Carvana’s stock is on one wild ride. Before the market began its pandemic plunge in February, the online used-car dealer’s shares hit a record high of $115, up tenfold just three years after its initial public offering. Then the pavement crumbled and investors bailed. The shares plunged to $22 as Carvana scrambled for financing and the market wondered if selling and lending to subprime used-car customers was the best business in a homebound economy with fast-rising unemployment.
Many stocks have revived in recent weeks as investors look beyond Covid-19. Carvana’s (ticker: CVNA) has positively roared, going as high as $95 after a big capital raise. Recently at $85, the stock gives the Tempe, Ariz.–based company a market value of $14 billion.
That’s a generous number —whether compared with Carvana’s own financial performance or with the valuation of its auto-retailing peers. The largest used-car dealer, CarMax (KMX), did five-times Carvana’s revenue in the latest year, and earned more than twice as much as the unprofitable Carvana lost. Yet CarMax’s $77 stock price gives it a smaller market value of $13 billion.
Carvana’s many fans consider it the Amazon.com of car retailing, a surging e-commerce business that’s not comparable to bricks-and-mortar rivals like CarMax. Since 2013, Carvana has let shoppers see, finance, and purchase a wide selection of used cars online. There’s no price-haggling and no salesperson in your face. With its own trucking system to move its supply of cars around the country, the company delivers the car to your door or lets you pick it up at one of its glass-tower “car vending machines,” a frequent sight in cable-TV ads.
“We have more than doubled our revenue six years in a row,” says Carvana’s CEO, Ernest Garcia III. “In 2019 our differentiated supply chain enabled the fastest organic growth year of any automotive retailer in U.S. history.”
The coronavirus will test the Amazon-of-cars thesis, as rivals race to adopt Carvana’s online, so-called touchless sales model.
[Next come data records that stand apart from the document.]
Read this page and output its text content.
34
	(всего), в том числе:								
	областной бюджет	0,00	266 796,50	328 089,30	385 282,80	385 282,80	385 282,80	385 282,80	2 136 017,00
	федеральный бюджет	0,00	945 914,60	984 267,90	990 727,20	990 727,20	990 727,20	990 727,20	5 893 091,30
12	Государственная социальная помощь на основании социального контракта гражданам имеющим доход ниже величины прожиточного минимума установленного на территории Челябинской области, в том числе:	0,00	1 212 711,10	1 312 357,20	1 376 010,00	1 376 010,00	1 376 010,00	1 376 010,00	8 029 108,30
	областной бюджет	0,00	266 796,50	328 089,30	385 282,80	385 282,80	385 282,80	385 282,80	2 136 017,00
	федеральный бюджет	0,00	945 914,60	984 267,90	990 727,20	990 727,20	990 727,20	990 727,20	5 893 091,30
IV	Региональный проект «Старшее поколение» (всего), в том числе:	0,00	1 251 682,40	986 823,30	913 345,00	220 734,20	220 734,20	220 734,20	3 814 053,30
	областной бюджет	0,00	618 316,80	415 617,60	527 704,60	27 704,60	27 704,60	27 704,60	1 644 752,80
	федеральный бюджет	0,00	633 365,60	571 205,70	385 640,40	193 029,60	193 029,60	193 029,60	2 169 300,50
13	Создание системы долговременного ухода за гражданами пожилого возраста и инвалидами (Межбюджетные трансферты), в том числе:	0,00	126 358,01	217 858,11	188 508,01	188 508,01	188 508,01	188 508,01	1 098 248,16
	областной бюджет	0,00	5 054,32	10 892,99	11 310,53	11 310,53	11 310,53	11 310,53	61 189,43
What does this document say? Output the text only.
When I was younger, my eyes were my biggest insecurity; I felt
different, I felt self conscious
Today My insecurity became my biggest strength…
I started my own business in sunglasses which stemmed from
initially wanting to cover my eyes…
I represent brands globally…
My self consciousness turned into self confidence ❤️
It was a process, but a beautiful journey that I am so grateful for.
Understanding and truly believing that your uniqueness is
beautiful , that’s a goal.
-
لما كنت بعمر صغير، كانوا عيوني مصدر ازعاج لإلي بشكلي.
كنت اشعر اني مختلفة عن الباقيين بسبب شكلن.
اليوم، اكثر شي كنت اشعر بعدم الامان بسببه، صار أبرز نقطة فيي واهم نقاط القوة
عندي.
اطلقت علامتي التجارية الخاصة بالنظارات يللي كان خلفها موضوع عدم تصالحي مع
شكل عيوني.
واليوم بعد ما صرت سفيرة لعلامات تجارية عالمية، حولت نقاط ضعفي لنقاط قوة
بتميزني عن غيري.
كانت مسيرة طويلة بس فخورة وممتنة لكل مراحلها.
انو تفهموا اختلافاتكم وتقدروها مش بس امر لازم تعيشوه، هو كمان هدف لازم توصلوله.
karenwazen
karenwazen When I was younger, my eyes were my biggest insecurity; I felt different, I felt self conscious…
At CarMax and AutoNation (AN), customers now can shop, buy, and make trade-ins from home. Result: Carvana is starting to look more like another used-car dealer than a new Amazon.
The industry, meanwhile, is getting crushed. With unemployment possibly headed above 25% , Covid-19 is likely to drive the biggest decline in used-car prices in history, says Morgan Stanley analyst Armintas Sinkevicius, a Carvana bear. A key index of used-car values fell by more than 10% over the past month or so—double the decline suffered in the 2008 financial crisis.
Carvana won’t report its March quarter until May 6, but dealers such as CarMax, AutoNation, and Group 1 Automotive (GPI) say sales fell by half after states told shoppers to stay home.
It’s true that no car dealer has expanded as quickly as Carvana. When the company came public in 2017, it had just finished a year with $365 million in revenue by selling some 19,000 used cars. It lost $85 million, or 23%, on those sales, as measured by earnings before interest, taxes, depreciation, and amortization, Carvana’s preferred metric. In 2019, revenue passed $3.9 billion from the sale of 177,000 cars. Negative Ebitda was bigger, too, at $230 million, but that represented only 6% of sales. By standard accounting, the net loss for 2019 was $351 million, or $2.29 a share.